Any sonic seeker here? Be prepared because we’re going to dive into the otherworldly soundscape of Lockstep! The Nashville-based band’s debut EP Arrival, self-released earlier this year, is a well-balanced record that puts together Post-Rock, Shoegaze, a little bit of heaviness and a cup of spacey, almost-ethereal sounds.

Lockstep is a trio formed by Austin Rolison (Drums and Vocals), Matt Schumacher (Guitar and Vocals) and Tanner Ihrie (bass). They may only be a trio, but they play like they’re a quintet or even bigger. The accuracy of their sound on this debut is really well-studied and executed and that is a very good note for a first record.

The band is presented suggesting a sound similar to Jesu, Holy Fawn, and Cloakroom, and I can easily understand why but I also reckon their uniqueness. This kind of rough heaviness mixed with some spacey-shoegaze is truly one of those soundtracks that doesn’t bore me quickly.

This space odyssey begins with “Weave”, the track that is the overture of this record. Here, we can find haunting vocals that take center stage, combining with the flow of the music. It’s a carefully constructed introduction that sets the mood for the whole EP, showcasing the band’s ability to build depth through moments of lightness and of strong intensity.

Following the atmospheric introduction, “Purity” unfolds blinking an eye to Doomgaze, raw riffs and a darker atmosphere.
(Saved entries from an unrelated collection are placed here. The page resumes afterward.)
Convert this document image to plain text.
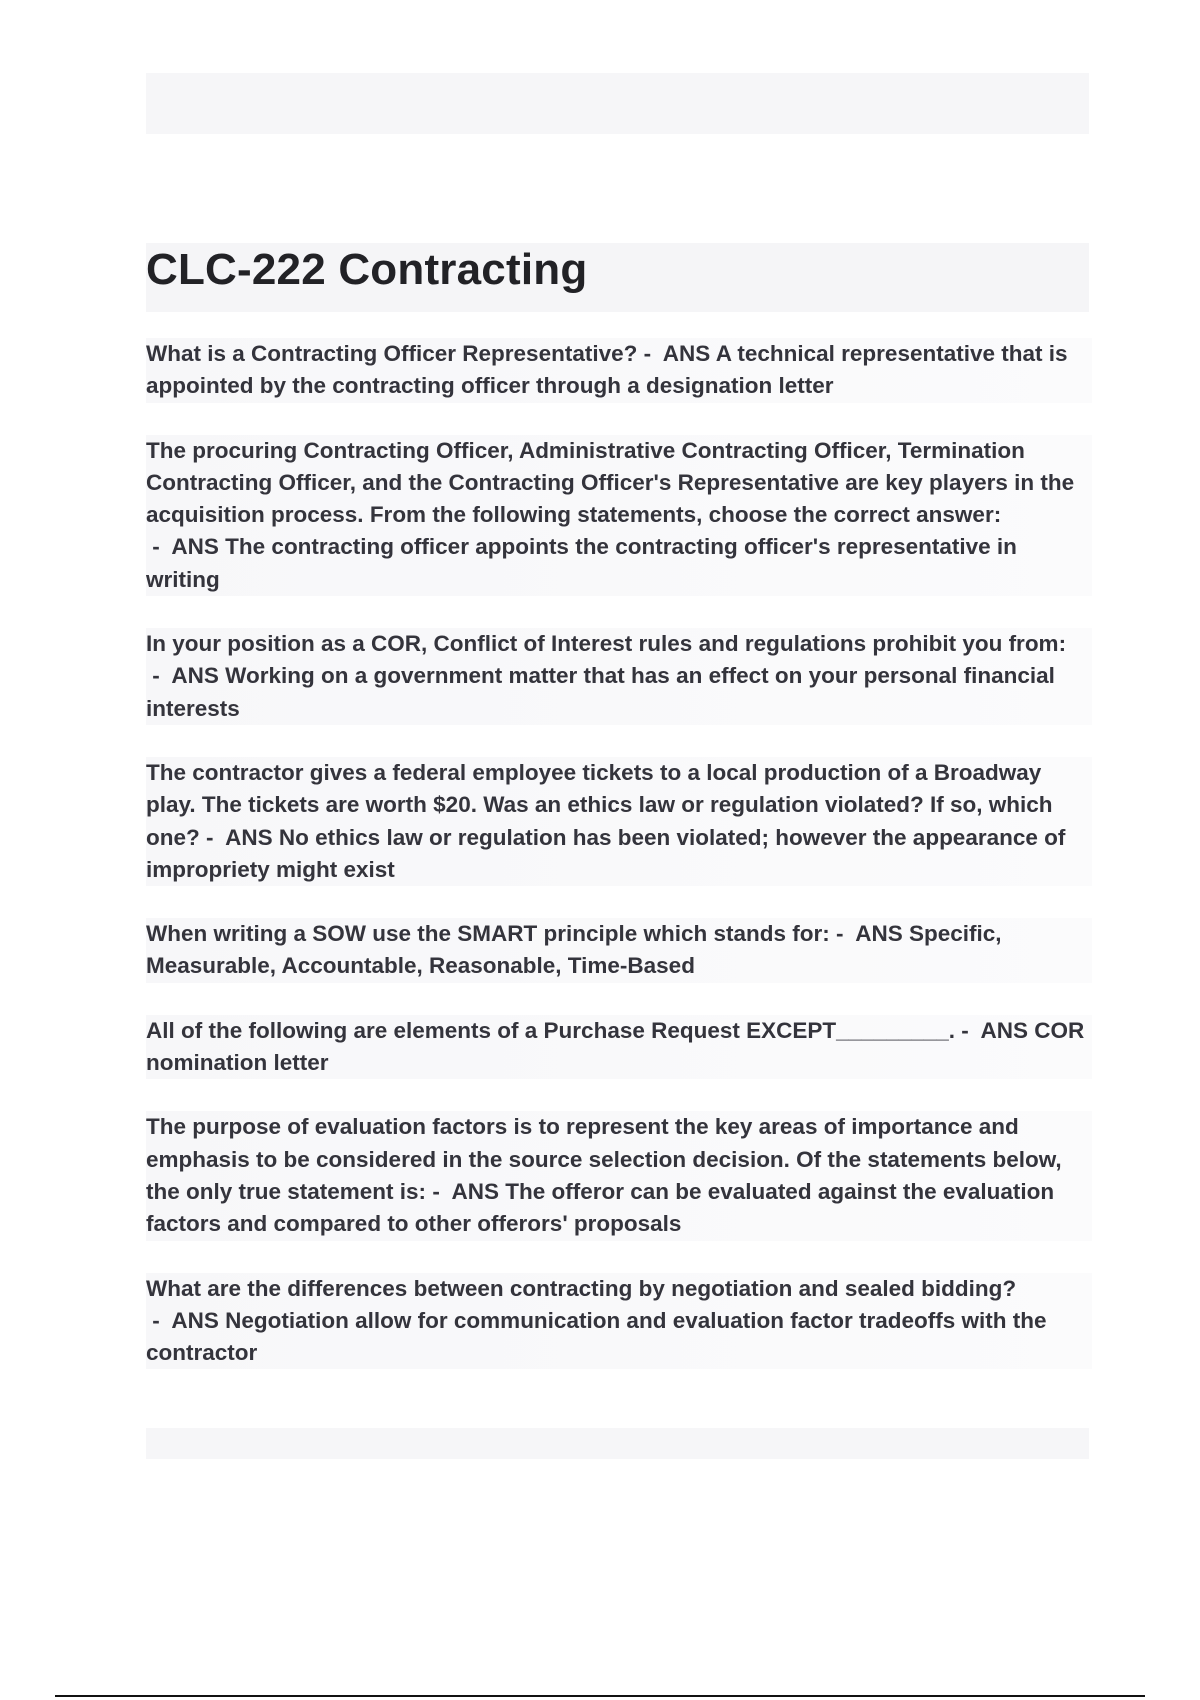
CLC-222 Contracting

What is a Contracting Officer Representative? -  ANS A technical representative that is appointed by the contracting officer through a designation letter

The procuring Contracting Officer, Administrative Contracting Officer, Termination Contracting Officer, and the Contracting Officer's Representative are key players in the acquisition process. From the following statements, choose the correct answer: -  ANS The contracting officer appoints the contracting officer's representative in writing

In your position as a COR, Conflict of Interest rules and regulations prohibit you from: -  ANS Working on a government matter that has an effect on your personal financial interests

The contractor gives a federal employee tickets to a local production of a Broadway play. The tickets are worth $20. Was an ethics law or regulation violated? If so, which one? -  ANS No ethics law or regulation has been violated; however the appearance of impropriety might exist

When writing a SOW use the SMART principle which stands for: -  ANS Specific, Measurable, Accountable, Reasonable, Time-Based

All of the following are elements of a Purchase Request EXCEPT_________. -  ANS COR nomination letter

The purpose of evaluation factors is to represent the key areas of importance and emphasis to be considered in the source selection decision. Of the statements below, the only true statement is: -  ANS The offeror can be evaluated against the evaluation factors and compared to other offerors' proposals

What are the differences between contracting by negotiation and sealed bidding? -  ANS Negotiation allow for communication and evaluation factor tradeoffs with the contractor
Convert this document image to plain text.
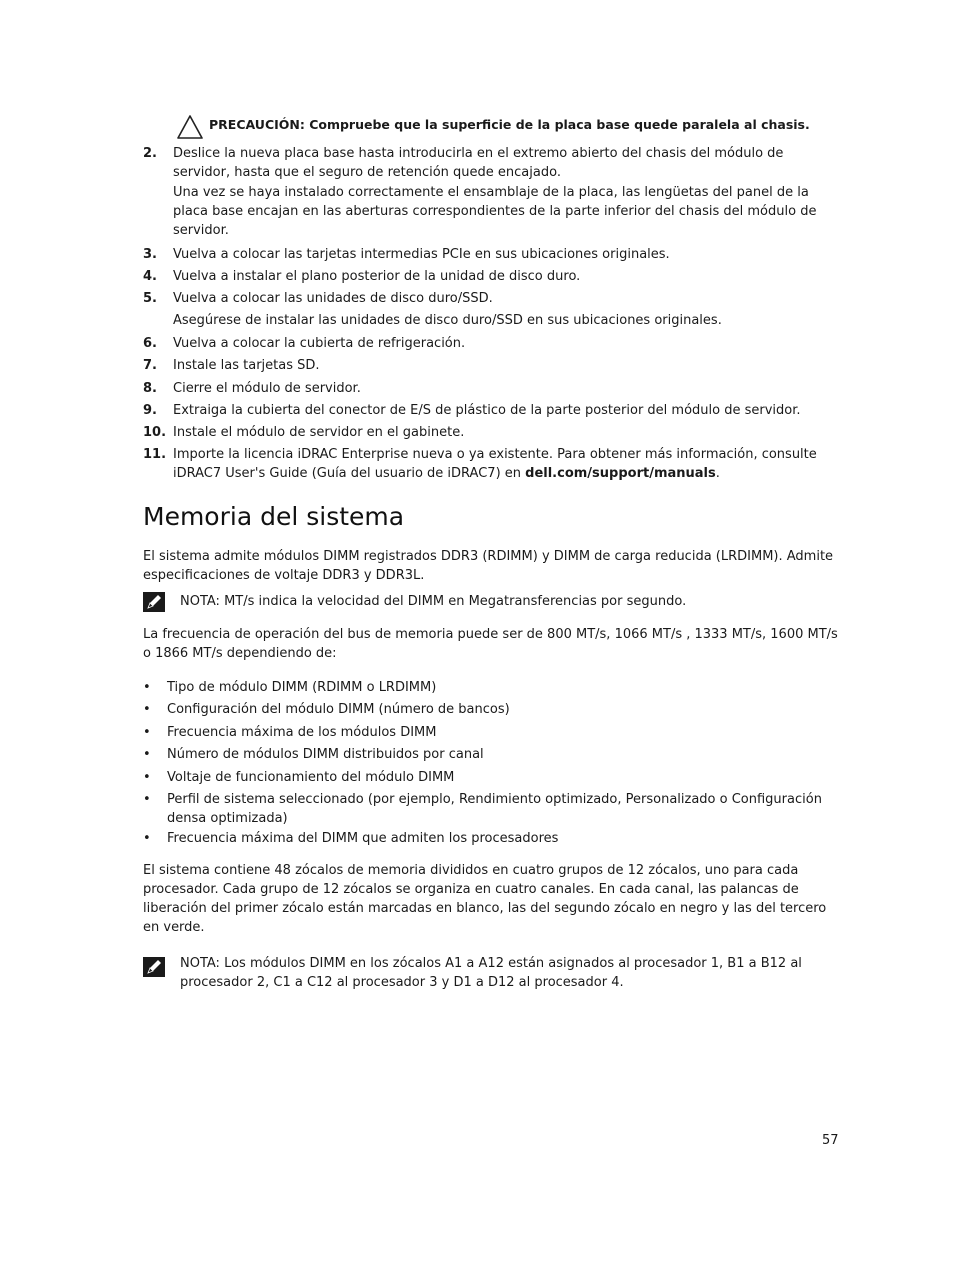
PRECAUCIÓN: Compruebe que la superficie de la placa base quede paralela al chasis.
2.	Deslice la nueva placa base hasta introducirla en el extremo abierto del chasis del módulo de servidor, hasta que el seguro de retención quede encajado.
Una vez se haya instalado correctamente el ensamblaje de la placa, las lengüetas del panel de la placa base encajan en las aberturas correspondientes de la parte inferior del chasis del módulo de servidor.
3.	Vuelva a colocar las tarjetas intermedias PCIe en sus ubicaciones originales.
4.	Vuelva a instalar el plano posterior de la unidad de disco duro.
5.	Vuelva a colocar las unidades de disco duro/SSD.
Asegúrese de instalar las unidades de disco duro/SSD en sus ubicaciones originales.
6.	Vuelva a colocar la cubierta de refrigeración.
7.	Instale las tarjetas SD.
8.	Cierre el módulo de servidor.
9.	Extraiga la cubierta del conector de E/S de plástico de la parte posterior del módulo de servidor.
10. Instale el módulo de servidor en el gabinete.
11. Importe la licencia iDRAC Enterprise nueva o ya existente. Para obtener más información, consulte iDRAC7 User's Guide (Guía del usuario de iDRAC7) en dell.com/support/manuals.
Memoria del sistema
El sistema admite módulos DIMM registrados DDR3 (RDIMM) y DIMM de carga reducida (LRDIMM). Admite especificaciones de voltaje DDR3 y DDR3L.
NOTA: MT/s indica la velocidad del DIMM en Megatransferencias por segundo.
La frecuencia de operación del bus de memoria puede ser de 800 MT/s, 1066 MT/s , 1333 MT/s, 1600 MT/s o 1866 MT/s dependiendo de:
• Tipo de módulo DIMM (RDIMM o LRDIMM)
• Configuración del módulo DIMM (número de bancos)
• Frecuencia máxima de los módulos DIMM
• Número de módulos DIMM distribuidos por canal
• Voltaje de funcionamiento del módulo DIMM
• Perfil de sistema seleccionado (por ejemplo, Rendimiento optimizado, Personalizado o Configuración densa optimizada)
• Frecuencia máxima del DIMM que admiten los procesadores
El sistema contiene 48 zócalos de memoria divididos en cuatro grupos de 12 zócalos, uno para cada procesador. Cada grupo de 12 zócalos se organiza en cuatro canales. En cada canal, las palancas de liberación del primer zócalo están marcadas en blanco, las del segundo zócalo en negro y las del tercero en verde.
NOTA: Los módulos DIMM en los zócalos A1 a A12 están asignados al procesador 1, B1 a B12 al procesador 2, C1 a C12 al procesador 3 y D1 a D12 al procesador 4.
57
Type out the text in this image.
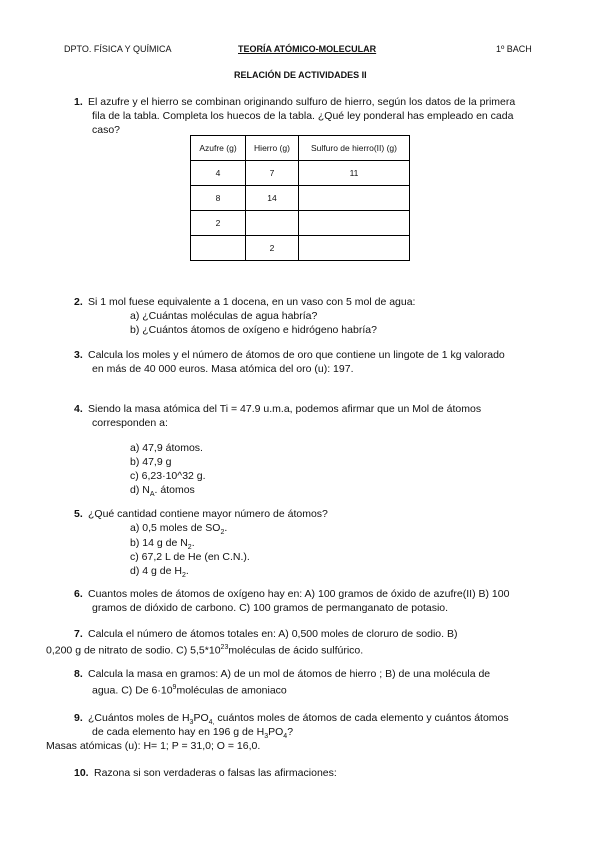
DPTO. FÍSICA Y QUÍMICA	TEORÍA ATÓMICO-MOLECULAR	1º BACH
RELACIÓN DE ACTIVIDADES II
1. El azufre y el hierro se combinan originando sulfuro de hierro, según los datos de la primera
fila de la tabla. Completa los huecos de la tabla. ¿Qué ley ponderal has empleado en cada
caso?
Azufre (g)	Hierro (g)	Sulfuro de hierro(II) (g)
4	7	11
8	14	
2		
	2	
2. Si 1 mol fuese equivalente a 1 docena, en un vaso con 5 mol de agua:
a) ¿Cuántas moléculas de agua habría?
b) ¿Cuántos átomos de oxígeno e hidrógeno habría?
3. Calcula los moles y el número de átomos de oro que contiene un lingote de 1 kg valorado
en más de 40 000 euros. Masa atómica del oro (u): 197.
4. Siendo la masa atómica del Ti = 47.9 u.m.a, podemos afirmar que un Mol de átomos
corresponden a:
a) 47,9 átomos.
b) 47,9 g
c) 6,23·10^32 g.
d) $N_A$. átomos
5. ¿Qué cantidad contiene mayor número de átomos?
a) 0,5 moles de $SO_2$.
b) 14 g de $N_2$.
c) 67,2 L de He (en C.N.).
d) 4 g de $H_2$.
6. Cuantos moles de átomos de oxígeno hay en: A) 100 gramos de óxido de azufre(II) B) 100
gramos de dióxido de carbono. C) 100 gramos de permanganato de potasio.
7. Calcula el número de átomos totales en: A) 0,500 moles de cloruro de sodio. B)
0,200 g de nitrato de sodio. C) $5,5*10^{23}moléculas$ de ácido sulfúrico.
8. Calcula la masa en gramos: A) de un mol de átomos de hierro ; B) de una molécula de
agua. C) De $6\cdot 10^9moléculas$ de amoniaco
9. ¿Cuántos moles de $H_3PO_{4,}$ cuántos moles de átomos de cada elemento y cuántos átomos
de cada elemento hay en 196 g de $H_3PO_4$?
Masas atómicas (u): H= 1; P = 31,0; O = 16,0.
10. Razona si son verdaderas o falsas las afirmaciones:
The interplay between the instruments becomes a dance, with each note contributing to a larger, emotional narrative. Lockstep skillfully navigate the delicate balance between Doom, Post-Rock and Shoegaze, which to me, once again, is perfect.

The title track, “Arrival”, emerges as a feedback-heavy instrumental. Amid this sonic landscape, Lockstep create an immersive atmosphere. The instrumental nature of this track serves as a core moment of the entire record, allowing the audience to lose themselves in this ethereal and spacey interlude.

“Hunger”, which was also pre-released as a single from the EP, showcases Lockstep’s desire for lush guitar-driven melodies accompanied with soft voices. This track is another one that fully embodies the sound of the band, and it also emanates a sense of the present moment.

“It Leaves” again balances the Heavy Rock, Doom part of this record. Its rhythm reminds me of darker sounds but is early picked up and sent into space with its dynamic nature and its Post-Rock evolution. A harmonious blend that leads us to the end of this record.

Closing this gaze-journey, “Swelter” begins taking a a hint from all the previous tracks, is the final act of this record and it may seem almost orchestral in its execution, even if we still have only three instruments. Refiguring and reassembling all the themes of the record, this track sums up the balance in the sound of Lockstep.

It may not be their final form, since this is only their debut, but I can say that it’s a pretty good start from here.

I am curious to see what will come up next from them in the future!